According to him, it's a major reason to consider a career in cyber security.
"The loss of personal data is particularly devastating, as data has become the world's lifeblood," he said. "Finding and using cyber security professionals as a line of defense against cyber criminals has become critical for everyone, from the Department of Homeland Security and big box stores to tech giants and small mom and pop businesses."
According to OARnet, there were a total of roughly 1,100 data breaches reported last year.
They also estimated the average total cost of a data breach in the U.S. to be $6.5 million, and global spending on information security and services at $81.6 billion.

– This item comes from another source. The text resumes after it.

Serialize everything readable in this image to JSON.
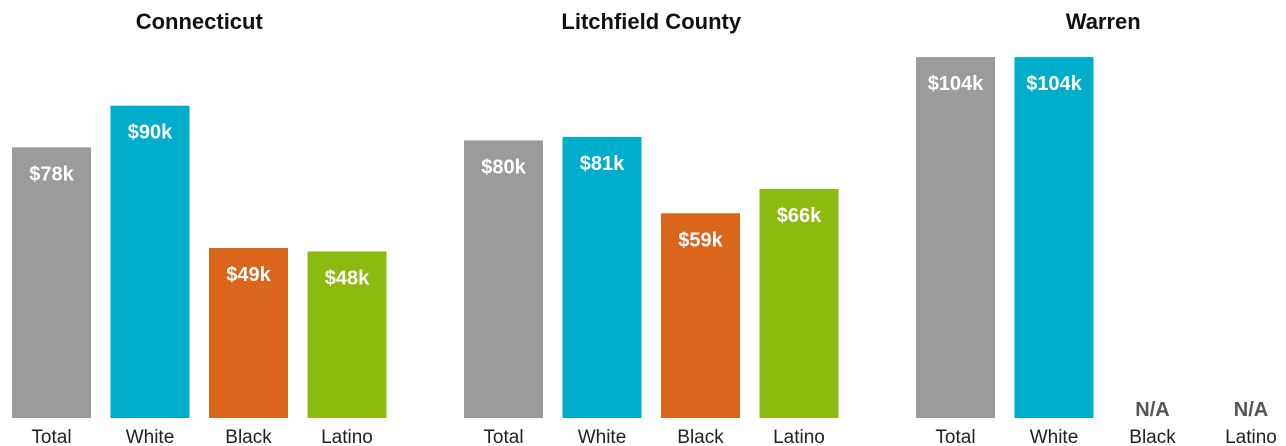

According to Beadles, the number of cyber criminals vastly outweighs the number of qualified cybersecurity professionals, and he gave three reasons to consider a cybersecurity job.

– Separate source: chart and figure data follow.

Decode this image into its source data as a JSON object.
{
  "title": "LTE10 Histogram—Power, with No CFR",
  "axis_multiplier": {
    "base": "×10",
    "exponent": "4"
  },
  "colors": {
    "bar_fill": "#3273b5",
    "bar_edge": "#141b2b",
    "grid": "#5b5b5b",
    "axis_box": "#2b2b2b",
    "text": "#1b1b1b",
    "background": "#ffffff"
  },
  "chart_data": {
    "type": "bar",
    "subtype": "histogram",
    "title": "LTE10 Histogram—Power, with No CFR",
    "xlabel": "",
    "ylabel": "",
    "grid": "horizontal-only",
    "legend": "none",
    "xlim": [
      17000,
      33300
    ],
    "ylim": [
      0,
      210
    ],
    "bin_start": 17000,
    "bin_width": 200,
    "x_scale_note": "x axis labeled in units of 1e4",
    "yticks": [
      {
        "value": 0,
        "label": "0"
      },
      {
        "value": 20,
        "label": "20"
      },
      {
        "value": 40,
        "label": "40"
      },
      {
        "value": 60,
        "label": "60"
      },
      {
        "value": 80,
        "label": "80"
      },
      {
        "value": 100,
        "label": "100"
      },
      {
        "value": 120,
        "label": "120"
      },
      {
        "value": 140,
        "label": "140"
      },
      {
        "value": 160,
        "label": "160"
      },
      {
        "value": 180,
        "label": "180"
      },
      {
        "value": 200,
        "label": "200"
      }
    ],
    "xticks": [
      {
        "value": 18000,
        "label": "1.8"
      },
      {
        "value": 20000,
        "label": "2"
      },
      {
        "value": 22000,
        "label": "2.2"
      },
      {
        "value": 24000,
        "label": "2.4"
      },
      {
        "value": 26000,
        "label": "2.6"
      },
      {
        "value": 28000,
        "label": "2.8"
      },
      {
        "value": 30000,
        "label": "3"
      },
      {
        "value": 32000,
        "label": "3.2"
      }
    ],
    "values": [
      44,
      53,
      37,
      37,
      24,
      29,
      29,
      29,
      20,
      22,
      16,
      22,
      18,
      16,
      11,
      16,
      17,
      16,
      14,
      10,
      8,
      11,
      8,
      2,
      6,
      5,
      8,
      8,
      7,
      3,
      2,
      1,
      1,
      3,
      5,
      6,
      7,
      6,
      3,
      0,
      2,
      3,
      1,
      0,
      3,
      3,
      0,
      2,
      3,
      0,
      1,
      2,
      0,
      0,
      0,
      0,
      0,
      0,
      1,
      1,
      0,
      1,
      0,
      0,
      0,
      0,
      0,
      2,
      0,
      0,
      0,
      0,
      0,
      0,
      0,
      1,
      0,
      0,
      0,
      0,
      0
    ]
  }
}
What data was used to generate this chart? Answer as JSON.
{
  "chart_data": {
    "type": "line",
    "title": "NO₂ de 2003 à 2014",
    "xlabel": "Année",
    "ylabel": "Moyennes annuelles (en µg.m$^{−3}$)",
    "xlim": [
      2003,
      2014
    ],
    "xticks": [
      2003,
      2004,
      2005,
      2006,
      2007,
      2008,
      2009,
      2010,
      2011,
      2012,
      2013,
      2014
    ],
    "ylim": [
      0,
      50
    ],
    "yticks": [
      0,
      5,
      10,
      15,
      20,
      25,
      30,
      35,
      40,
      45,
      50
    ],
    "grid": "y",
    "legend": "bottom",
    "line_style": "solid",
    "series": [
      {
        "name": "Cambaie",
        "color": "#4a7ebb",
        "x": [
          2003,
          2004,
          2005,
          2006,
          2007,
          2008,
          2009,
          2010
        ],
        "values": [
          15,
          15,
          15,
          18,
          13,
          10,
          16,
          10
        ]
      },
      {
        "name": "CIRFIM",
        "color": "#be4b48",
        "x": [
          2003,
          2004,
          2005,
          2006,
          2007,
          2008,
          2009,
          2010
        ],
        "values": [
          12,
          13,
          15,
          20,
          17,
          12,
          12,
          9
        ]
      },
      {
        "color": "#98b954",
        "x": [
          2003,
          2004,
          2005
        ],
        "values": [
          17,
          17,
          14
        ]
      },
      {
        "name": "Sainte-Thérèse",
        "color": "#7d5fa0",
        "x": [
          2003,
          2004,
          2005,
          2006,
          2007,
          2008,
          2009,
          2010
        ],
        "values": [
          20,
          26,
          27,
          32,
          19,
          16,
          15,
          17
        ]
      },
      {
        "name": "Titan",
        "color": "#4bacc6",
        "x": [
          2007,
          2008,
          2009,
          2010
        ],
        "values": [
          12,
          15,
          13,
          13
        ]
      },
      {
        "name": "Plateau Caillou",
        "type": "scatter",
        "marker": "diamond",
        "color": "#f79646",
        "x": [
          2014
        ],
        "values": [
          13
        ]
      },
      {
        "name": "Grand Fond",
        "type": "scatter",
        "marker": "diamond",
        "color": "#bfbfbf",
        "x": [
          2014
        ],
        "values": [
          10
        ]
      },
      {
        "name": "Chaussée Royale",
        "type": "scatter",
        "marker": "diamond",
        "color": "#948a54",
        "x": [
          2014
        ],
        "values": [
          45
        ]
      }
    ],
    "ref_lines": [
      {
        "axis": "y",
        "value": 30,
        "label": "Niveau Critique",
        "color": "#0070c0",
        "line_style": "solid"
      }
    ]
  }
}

His first reasoning is job security. The Bureau of Labor Statistics recently reported that information security jobs are estimated to increase by 37 percent through 2022, more than three times the average growth rate for all other occupations.
In addition to that, the cybersecurity job market is expected to grow from $75 billion in 2015 to $170 billion by 2020.

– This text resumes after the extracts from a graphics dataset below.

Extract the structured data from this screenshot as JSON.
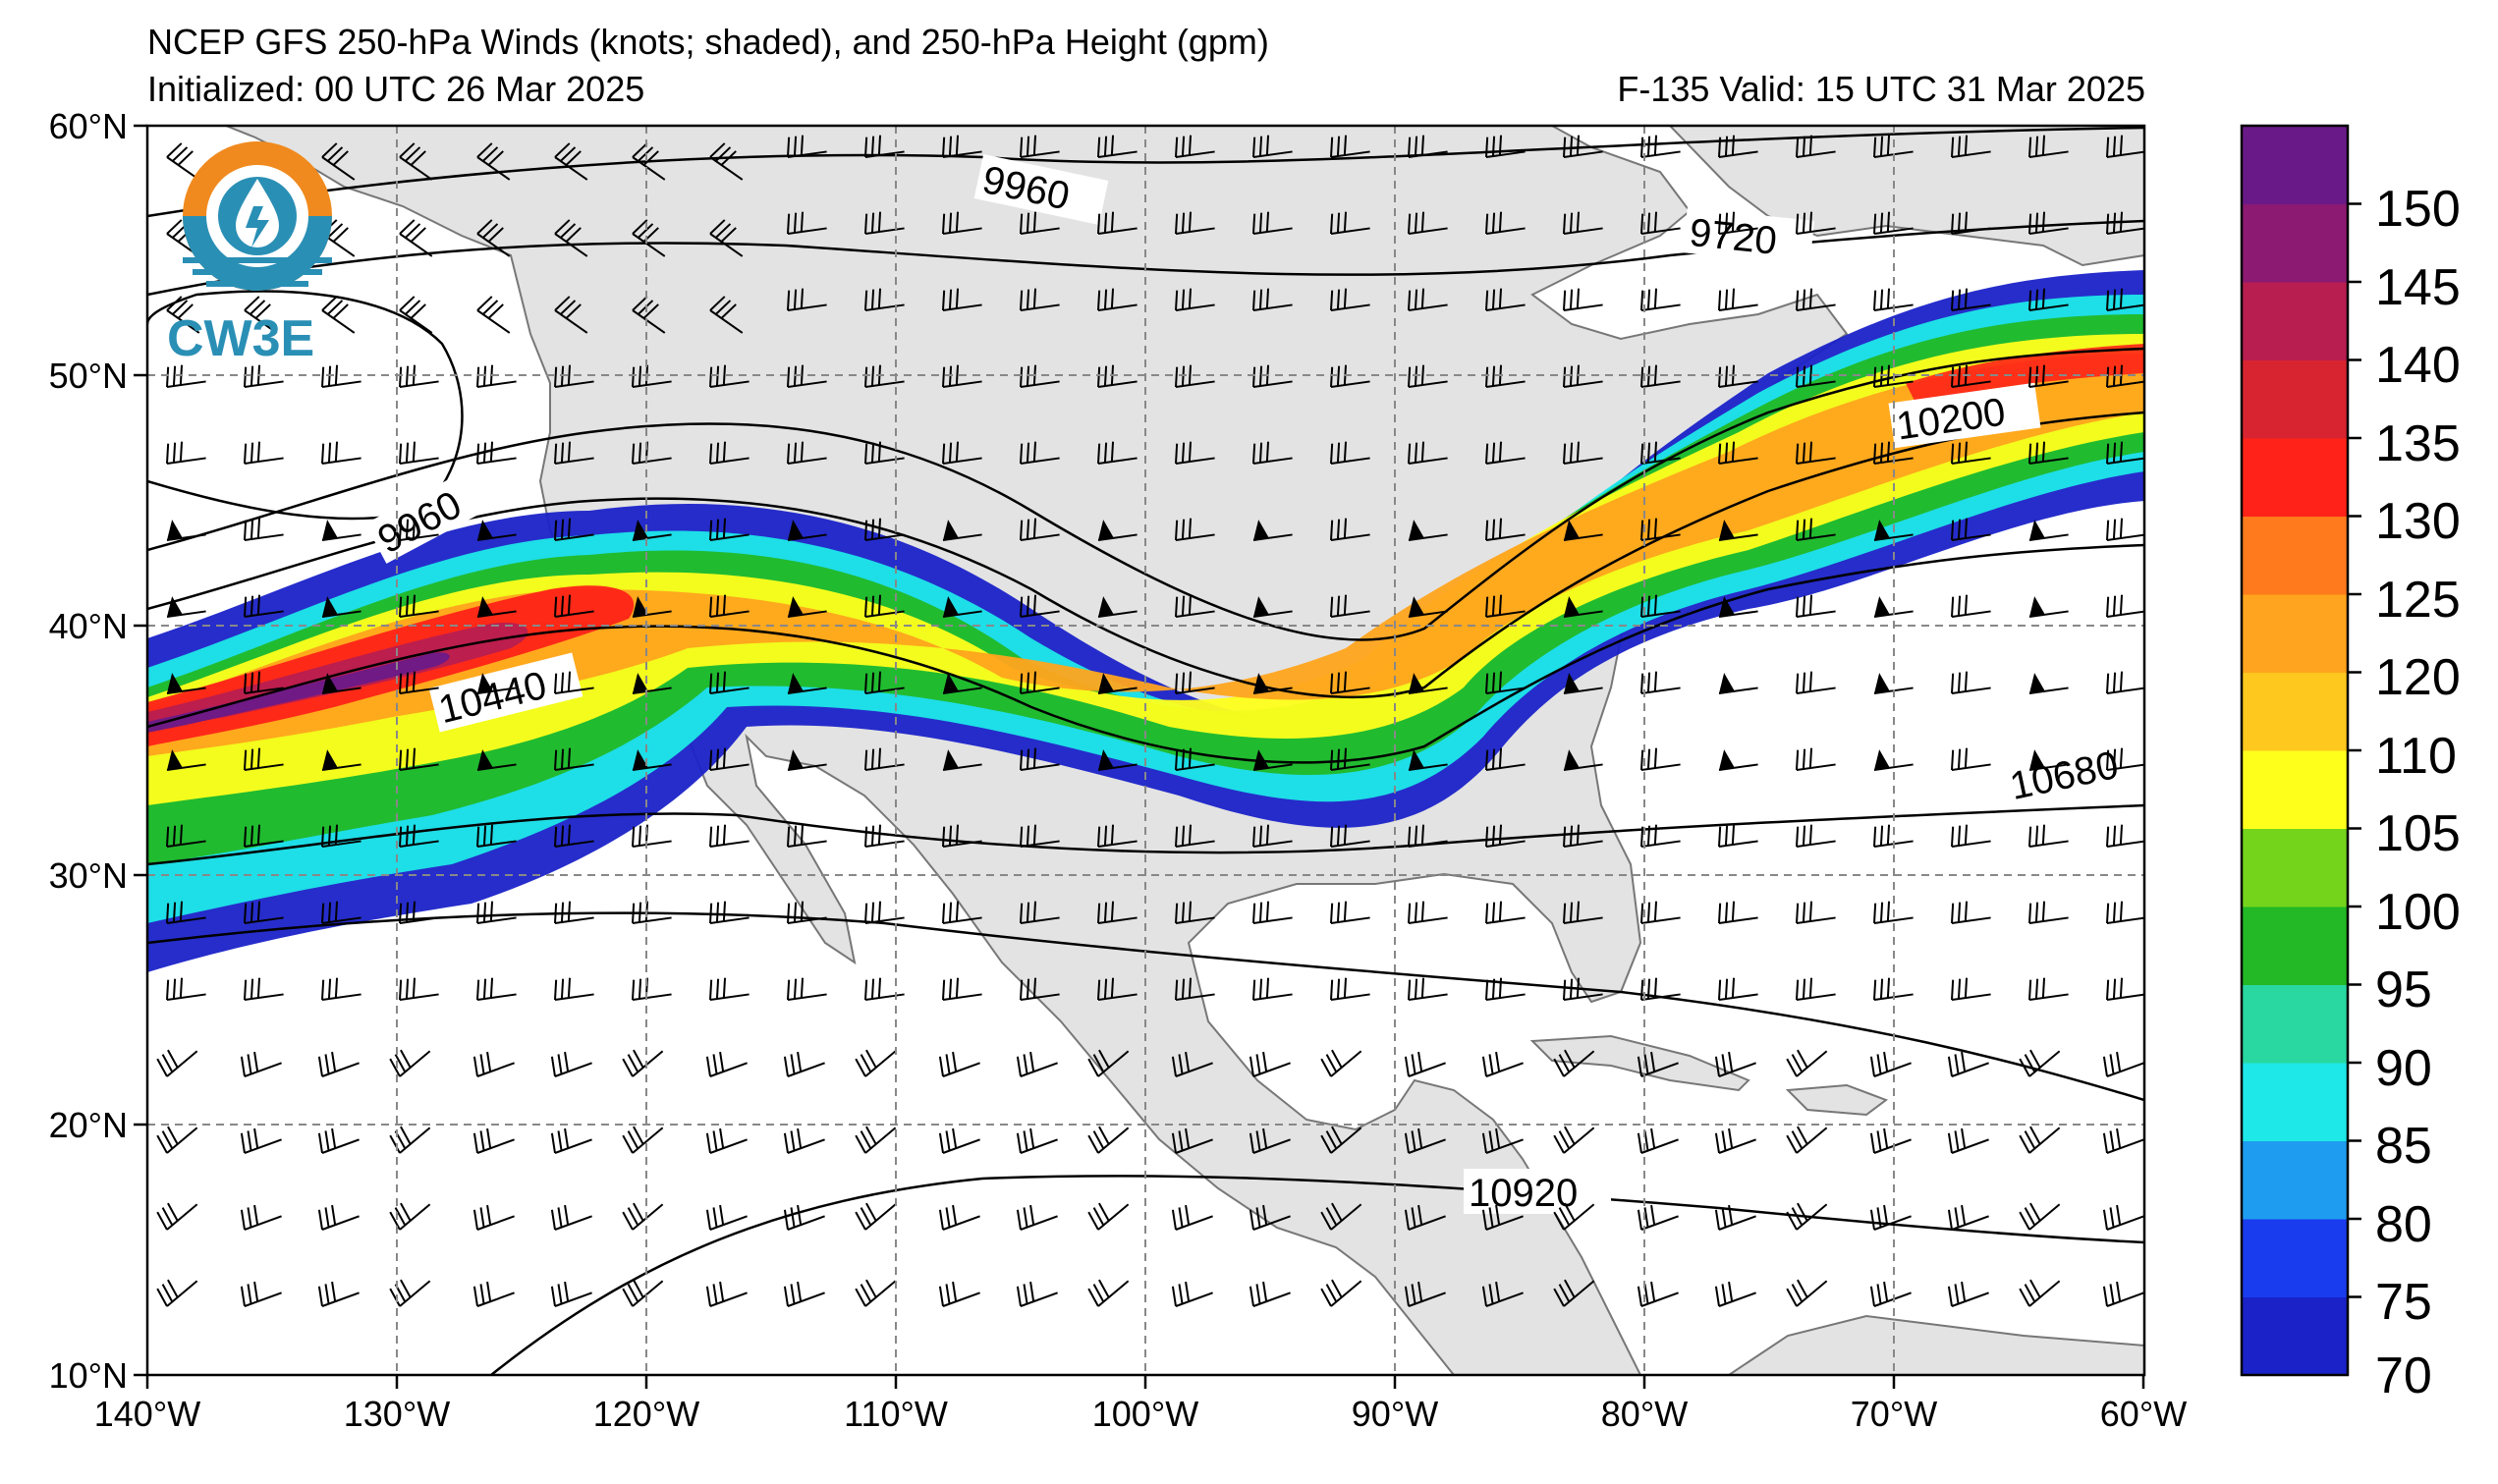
{
  "title": {
    "line1": "NCEP GFS 250-hPa Winds (knots; shaded), and 250-hPa Height (gpm)",
    "line2": "Initialized: 00 UTC 26 Mar 2025",
    "valid": "F-135  Valid: 15 UTC 31 Mar 2025"
  },
  "logo": {
    "text": "CW3E",
    "icon": "cw3e-logo-icon"
  },
  "map": {
    "lat_labels": [
      "60°N",
      "50°N",
      "40°N",
      "30°N",
      "20°N",
      "10°N"
    ],
    "lon_labels": [
      "140°W",
      "130°W",
      "120°W",
      "110°W",
      "100°W",
      "90°W",
      "80°W",
      "70°W",
      "60°W"
    ],
    "contour_labels": [
      "9960",
      "9720",
      "9960",
      "10200",
      "10440",
      "10680",
      "10920"
    ],
    "land_color": "#e3e3e3",
    "ocean_color": "#ffffff"
  },
  "colorbar": {
    "labels": [
      "150",
      "145",
      "140",
      "135",
      "130",
      "125",
      "120",
      "110",
      "105",
      "100",
      "95",
      "90",
      "85",
      "80",
      "75",
      "70"
    ],
    "colors": [
      "#1a22c8",
      "#1a3cef",
      "#1e9cf0",
      "#1ee8e8",
      "#28d8a0",
      "#22b826",
      "#74d41c",
      "#ffff1c",
      "#ffc81e",
      "#ffa41e",
      "#ff7a1c",
      "#ff2218",
      "#d82430",
      "#b81e50",
      "#8c1a72",
      "#6a1a88"
    ]
  }
}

In Ohio, there are currently 10,000 unfilled cybersecurity jobs - Columbus, Cincinnati and Cleveland have the largest need, while cities such as Dayton, Akron and Toledo also offer opportunities for this field.
Companies currently hiring in Ohio include Amazon, IBM, Alliance Data, Hyland and Teradata.
Beadles' second reason to follow a cyber security career is the high pay.
According to the bureau, the average entry-level salary for an information security analyst is $88,000.
There is also ample opportunity for professionals to move up the ladder to earn higher pay and countless opportunities.
Those with a bachelor's degree qualify for nearly seven times more security jobs than those with an associates or no degree.
And his last reason? It's important work.
"It can hardly be disputed that the service of cybersecurity professionals is crucial to our society," Beadles said. "As our businesses, government, and personal lives take up more space in the digital arena, the amount of information susceptible to cybercrime continues to grow."
And that is where the services of cyber security professionals becomes so important.
Ohio alone has 25 institutions with cyber security programs, 17 of which specialize in data analytics, including Kent State University, Ohio State University, Sinclair Community College, the University of Dayton, and Wright State University.